State emergency officials expect to be dealing with the Greensburg tornado aftermath for a long time, she said.
"They're in the recovery phase, and they're moving to that point where there will be some recovery specialists coming in who will assist the city and the county in resuming administration on a long-term basis," Phillips said.
Phillips has dealt with smaller disasters in Douglas County, including the March 2006 microburst in Lawrence and the May 2003 tornado that struck southwestern Lawrence. But dealing with the Greensburg disaster is teaching emergency departments some new lessons, she said.
"It has helped us identify some performance issues for which training could potentially be a solution," Phillips said.
For example, local governments that have never been through a disaster are not sure how the disaster declaration process works at the local, state and federal level, she said. A presidential disaster declaration doesn't necessarily mean federal damage assessment teams are coming in, she said.
"We need to make sure that people understand that FEMA doesn't come in with a checkbook," she said. "It's a reimbursement process : it's not upfront loans."
The state also learned "incident management teams" have worked well in Greensburg.
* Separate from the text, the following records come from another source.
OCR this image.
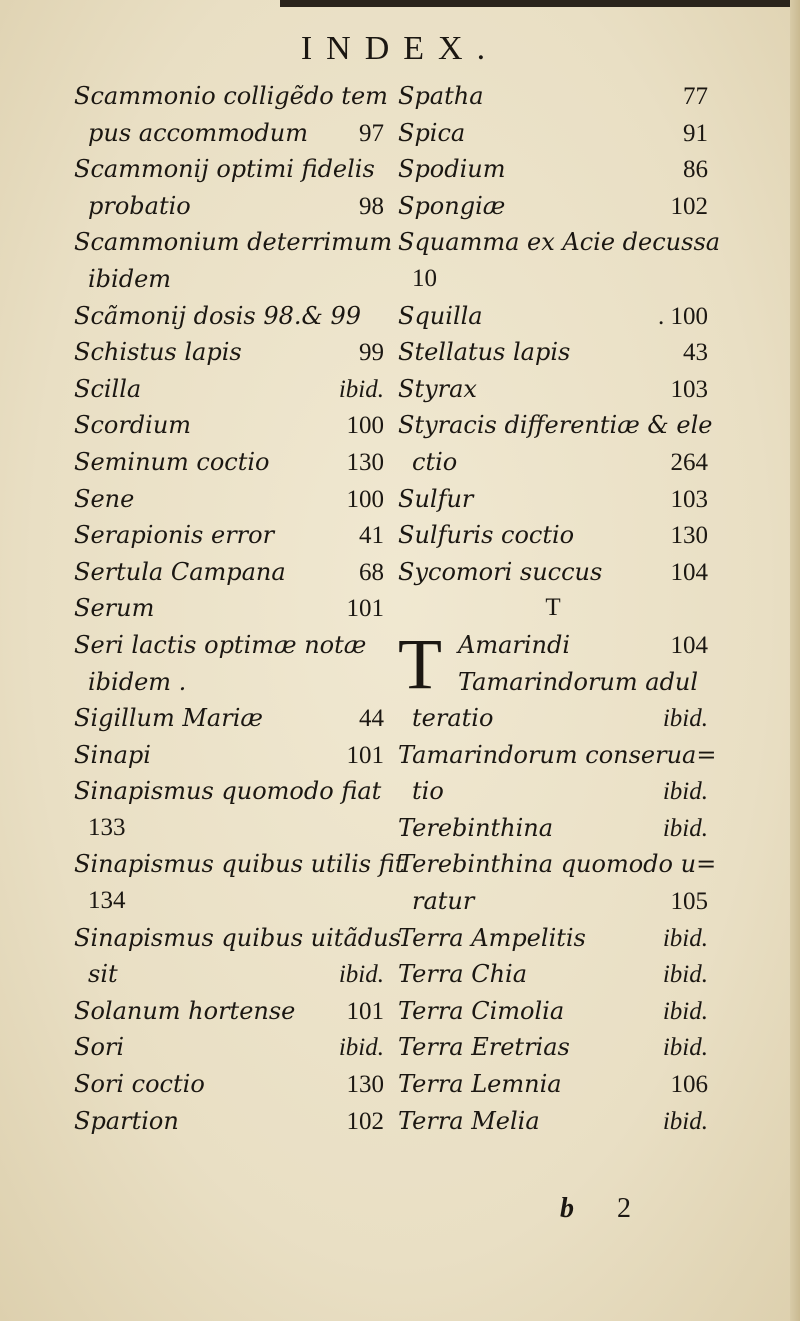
INDEX.
Scammonio colligẽdo tem
pus accommodum 97
Scammonij optimi fidelis
probatio	98
Scammonium deterrimum
ibidem
Scãmonij dosis 98.& 99
Schistus lapis	99
Scilla	ibid.
Scordium	100
Seminum coctio	130
Sene	100
Serapionis error	41
Sertula Campana	68
Serum	101
Seri lactis optimæ notæ
ibidem .
Sigillum Mariæ	44
Sinapi	101
Sinapismus quomodo fiat
133
Sinapismus quibus utilis fit
134
Sinapismus quibus uitãdus
sit	ibid.
Solanum hortense 101
Sori	ibid.
Sori coctio	130
Spartion	102
Spatha	77
Spica	91
Spodium	86
Spongiæ	102
Squamma ex Acie decussa
10
Squilla	. 100
Stellatus lapis	43
Styrax	103
Styracis differentiæ & ele
ctio	264
Sulfur	103
Sulfuris coctio	130
Sycomori succus	104
T
T Amarindi	104
Tamarindorum adul
teratio	ibid.
Tamarindorum conserua=
tio	ibid.
Terebinthina	ibid.
Terebinthina quomodo u=
ratur	105
Terra Ampelitis	ibid.
Terra Chia	ibid.
Terra Cimolia	ibid.
Terra Eretrias	ibid.
Terra Lemnia	106
Terra Melia	ibid.
b 2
The teams consist of volunteers from other Kansas counties and cities who have needed skills, including command, logistics and planning experience.
Several Douglas County government volunteers as well as police and firefighters have gone to Greensburg in recent weeks to serve on the teams.
"The incident management teams have worked really, really well," Phillips said. "Now we know we need to fine-tune it."
When Phillips is able to get to her regular duties, she will coordinate emergency management and homeland security training in Kansas.
Phillips left her Douglas County job in February without explanation. County leaders have declined to comment because it was a personnel matter. Phillips this week would only say that she left for "new opportunities."
A replacement for Phillips still hasn't been hired. County Administrator Craig Weinaug said the position had been advertised but he has not yet examined the applications. Teri Smith is interim director.